Officials on Tuesday approved a contract with a Danbury-based company to create and install 80 signs in and around downtown New Canaan that will make all legal on-street parking two hours.

The 90-minute parking signs in downtown New Canaan soon will change to two hours. Credit: Michael Dinan

Members of the Board of Selectmen voted 3-0 at their regular meeting to green-light the contract with NY-CONN Corporation.

“Directionally this is good—if you were going from two [hours] to one or 90 minutes, then there would be a number of complaints,” Selectman Nick Williams said at the meeting, held in Town Hall.

He voted in favor of the $16,779 contract with First Selectman Kevin Moynihan and Selectman Kit Devereaux.

The installation of new 2-hour parking signs will realize a recommendation from the Parking Commission two months ago that was followed by a formal vote by the Police Commission. The major idea behind the change is to make parking limits throughout all of downtown New Canaan uniform, an improvement both for those who park in the center of the business district to shop or dine, as well as for parking enforcement officers.

The change in parking times will not take hold until the new signs are in place.

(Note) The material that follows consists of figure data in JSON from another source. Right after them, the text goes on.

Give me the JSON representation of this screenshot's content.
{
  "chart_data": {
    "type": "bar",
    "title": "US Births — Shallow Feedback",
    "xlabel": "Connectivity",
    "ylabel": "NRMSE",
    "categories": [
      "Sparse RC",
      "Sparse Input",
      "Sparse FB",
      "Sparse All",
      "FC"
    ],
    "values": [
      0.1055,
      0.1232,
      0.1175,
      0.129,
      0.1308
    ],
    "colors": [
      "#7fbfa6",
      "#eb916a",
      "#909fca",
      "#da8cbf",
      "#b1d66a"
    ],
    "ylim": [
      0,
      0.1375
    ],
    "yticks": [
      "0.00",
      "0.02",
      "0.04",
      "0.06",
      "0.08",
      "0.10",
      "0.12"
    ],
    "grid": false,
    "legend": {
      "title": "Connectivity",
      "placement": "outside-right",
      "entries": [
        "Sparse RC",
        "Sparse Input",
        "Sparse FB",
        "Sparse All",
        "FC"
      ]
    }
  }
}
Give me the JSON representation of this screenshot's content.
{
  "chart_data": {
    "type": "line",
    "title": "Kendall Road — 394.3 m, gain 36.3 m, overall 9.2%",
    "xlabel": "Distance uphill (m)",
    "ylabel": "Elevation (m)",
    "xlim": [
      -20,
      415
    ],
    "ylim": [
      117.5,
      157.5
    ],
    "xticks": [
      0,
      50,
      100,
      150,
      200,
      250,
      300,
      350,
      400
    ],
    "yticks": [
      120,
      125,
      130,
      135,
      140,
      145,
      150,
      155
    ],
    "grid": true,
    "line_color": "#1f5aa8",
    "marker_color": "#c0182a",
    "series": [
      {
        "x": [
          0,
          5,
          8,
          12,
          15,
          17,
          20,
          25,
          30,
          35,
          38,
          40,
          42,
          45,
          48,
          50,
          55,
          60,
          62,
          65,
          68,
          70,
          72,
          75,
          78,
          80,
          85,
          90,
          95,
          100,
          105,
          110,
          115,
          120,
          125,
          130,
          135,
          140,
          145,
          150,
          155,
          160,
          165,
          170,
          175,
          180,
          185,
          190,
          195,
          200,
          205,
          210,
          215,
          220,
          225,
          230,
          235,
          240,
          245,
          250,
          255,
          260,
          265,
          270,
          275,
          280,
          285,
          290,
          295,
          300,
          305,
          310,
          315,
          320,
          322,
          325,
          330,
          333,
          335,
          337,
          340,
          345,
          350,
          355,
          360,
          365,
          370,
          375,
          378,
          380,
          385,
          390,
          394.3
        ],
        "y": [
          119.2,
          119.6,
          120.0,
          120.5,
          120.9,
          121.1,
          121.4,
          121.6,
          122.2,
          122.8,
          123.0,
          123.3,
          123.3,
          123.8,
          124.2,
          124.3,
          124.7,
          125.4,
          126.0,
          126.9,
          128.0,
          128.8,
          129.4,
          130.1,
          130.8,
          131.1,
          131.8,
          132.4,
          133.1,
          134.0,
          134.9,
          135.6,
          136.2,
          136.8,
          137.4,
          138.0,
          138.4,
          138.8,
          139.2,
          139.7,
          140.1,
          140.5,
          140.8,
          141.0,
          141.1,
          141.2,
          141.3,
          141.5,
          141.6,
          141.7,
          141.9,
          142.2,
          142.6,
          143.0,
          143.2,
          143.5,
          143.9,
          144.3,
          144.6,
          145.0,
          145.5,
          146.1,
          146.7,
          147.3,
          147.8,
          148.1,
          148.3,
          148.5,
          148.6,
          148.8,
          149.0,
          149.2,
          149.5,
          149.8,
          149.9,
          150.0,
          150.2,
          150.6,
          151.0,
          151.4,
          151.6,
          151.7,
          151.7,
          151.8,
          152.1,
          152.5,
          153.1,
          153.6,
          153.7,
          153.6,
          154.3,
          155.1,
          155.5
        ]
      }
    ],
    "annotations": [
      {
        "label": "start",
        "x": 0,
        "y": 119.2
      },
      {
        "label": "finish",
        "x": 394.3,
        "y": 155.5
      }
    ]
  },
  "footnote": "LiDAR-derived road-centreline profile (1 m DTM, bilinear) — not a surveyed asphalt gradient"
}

Pubilc Works Director Tiger Mann said NY-CONN’s price—$14,579 plus contingency costs—is “reasonable” though it was the only quote that came back to the town. The work will include replacing posts and signs, and in some cases moving the apparatus out of a sidewalk and into a grass strip—for example, to help with traffic flow and snow removal, Mann said.

Williams asked Parking Superintendent Stacy Miltenberg, a guest at the meeting, whether the Parking Commission in making its original recommendation also had considered a commensurate bump to its fine for overtime parking.

Miltenberg said the commission had not.

Moynihan asked whether the fees collected through parking fines could be expected to decrease as a result of the change.

“I am sure they will be down a little bit, but I still do believe that people will even extend past two hours,” Miltenberg said.

Williams added: “We will still get, ‘My dog ate the homework.’ ”

Miltenberg said that although Morse Court’s time limit has been upped from two to three hours because people said they needed more time, still those who pay for up to three hours on the meter remain past time.

Mann said the magnitude of the job meant it should be contracted rather than handled in-house, as municipal highway crews are preoccupied just now with leaves and other matters.

He said that he had phoned a second prospective contractor for the job six times but received no response. Mann said he went to high school with the head of that company and that they had been friends, so he’s not sure why he received no response.